The observed negative correlation of the δ 13C values of POM with chlorophyll might indicate that changes in phytoplankton productivity affect the δ 13C values of POM. As a result of their meta-analysis, Liu et al. (2012) suggested that total phosphorous (TP), which is related to primary production by phytoplankton in lakes, is an important factor that determines the δ 13C values of POM in lakes. Increasing primary production would increase δ 13C values of phytoplankton, which is mainly composed POM, due to the limitation of carbon sources during heavy primary production (Fry, 2006). Thus, primary production would also determine the δ 13C values of POM in the study area.
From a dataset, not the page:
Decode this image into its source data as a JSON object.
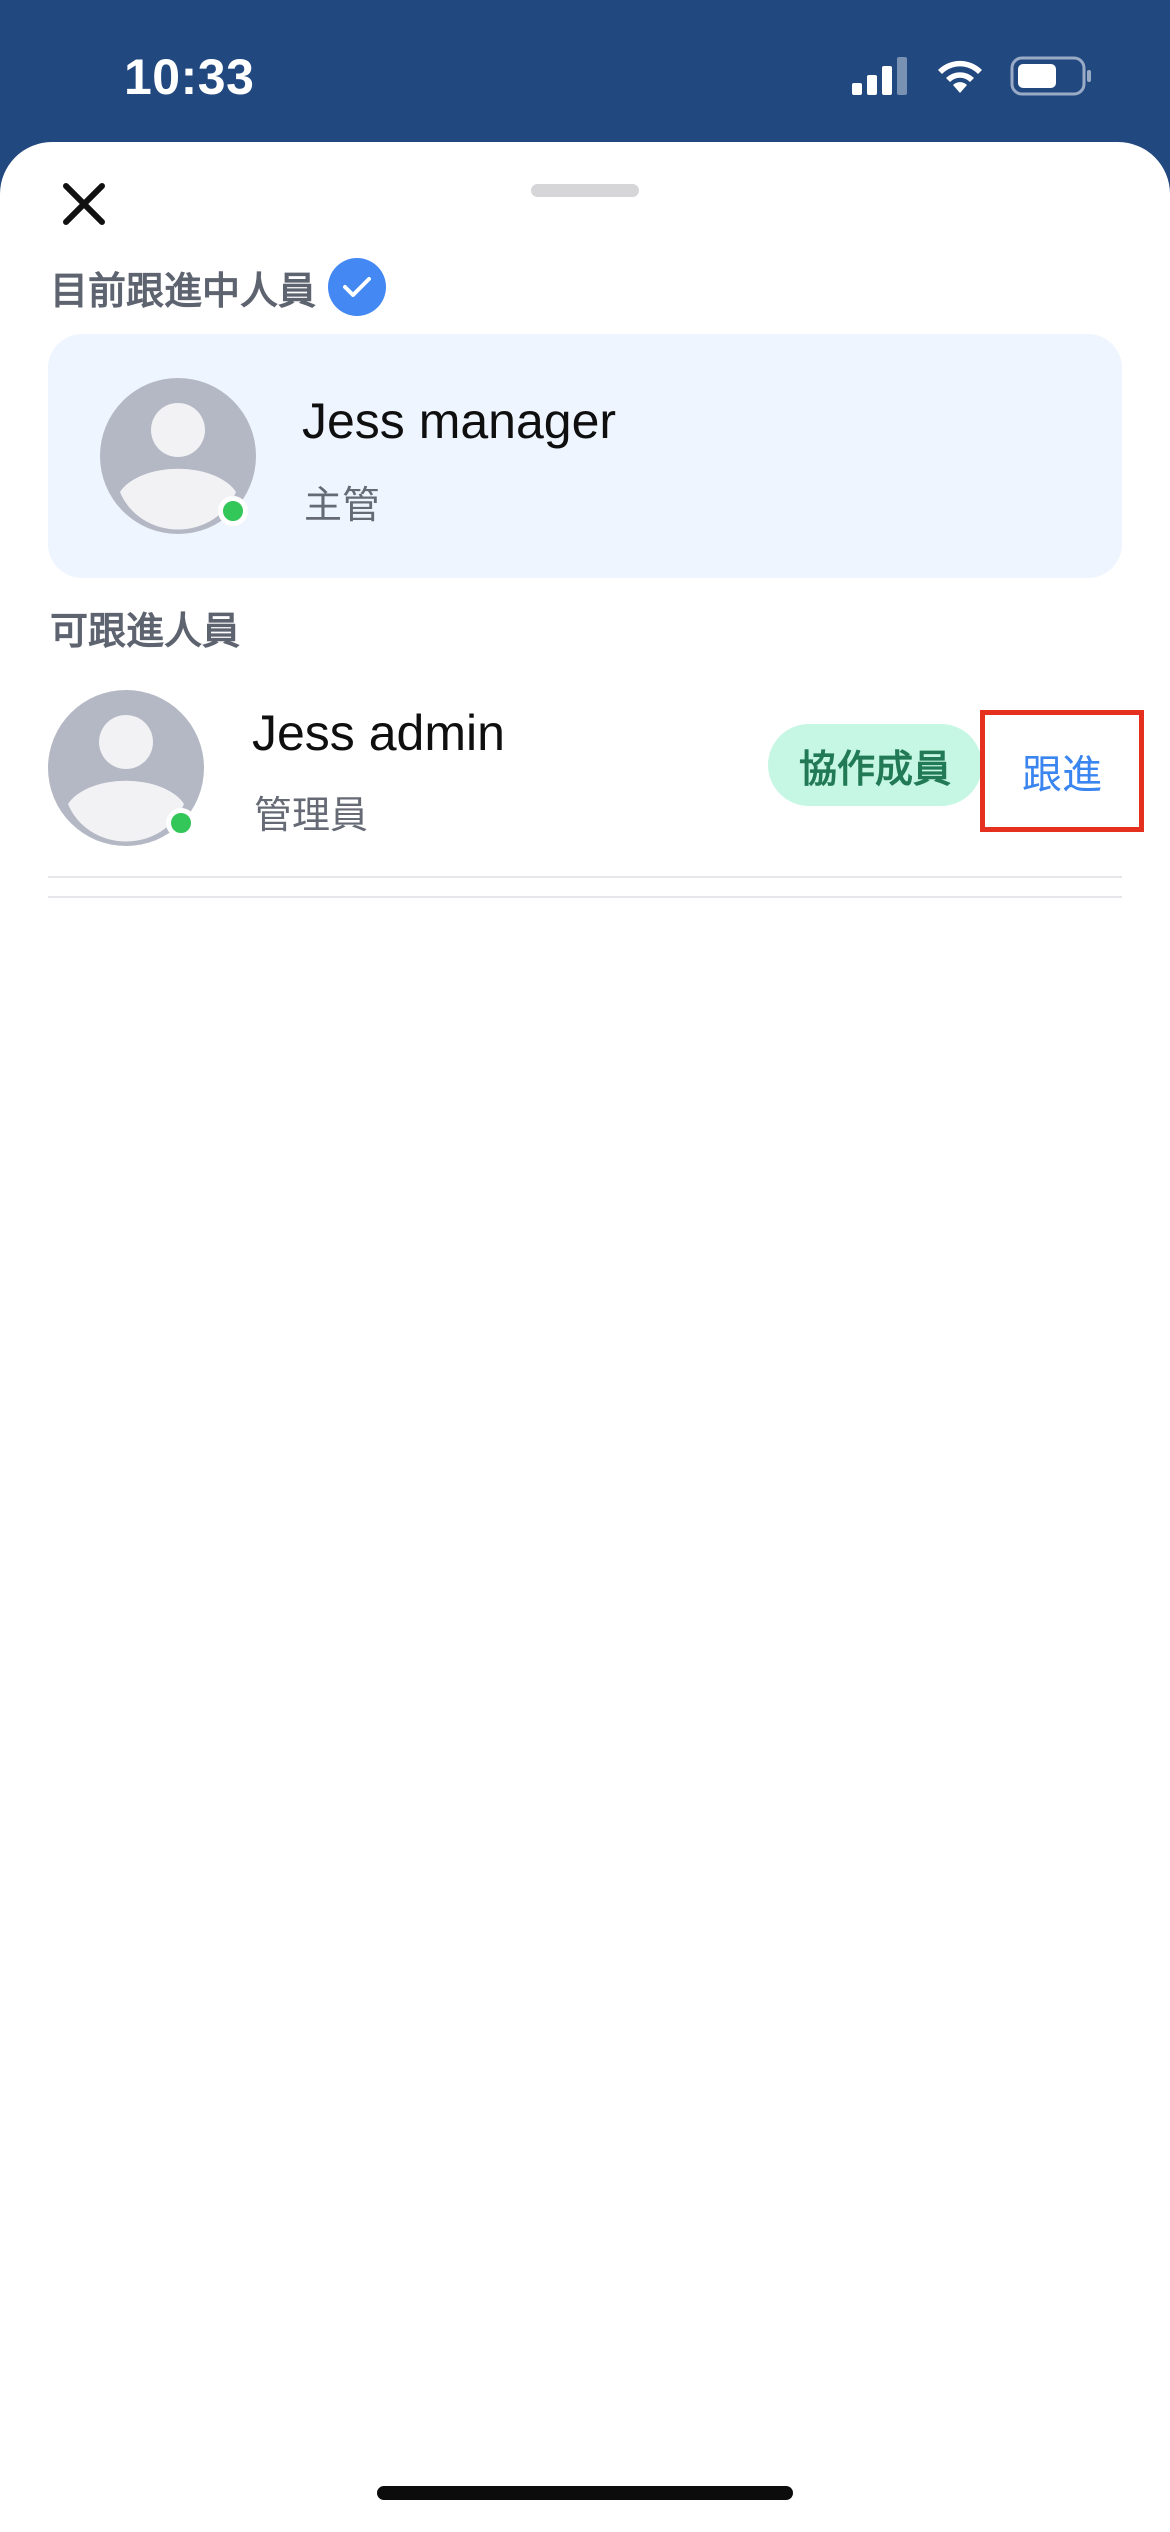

Differences in primary production have been observed in various parts of aquatic habitats, such as littoral and pelagic sites (Lauster, Hanson & Kratz, 2006) and hot spots of primary production (Payne & Moore, 2006). Such differences in primary production may also be important for the detection of the spatial structure of food webs in aquatic ecosystems.
Our study revealed the spatial structure of the planktonic food webs in varying habitats along environmental gradients, such as water chemistry and primary productivity gradients, within Lake Chany, even at a 100-m scale. Recently, other isotope species, such as sulfur and hydrogen, have been used to estimate the resources for food webs with small isotopic differences between producers and consumers (e.g., Cole et al., 2011; Doi et al., 2006a; Finlay, Doucett & McNelly, 2010). These isotopic species would also be useful for revealing spatial patterns in food webs by evaluating changes in isotope values along environmental gradients.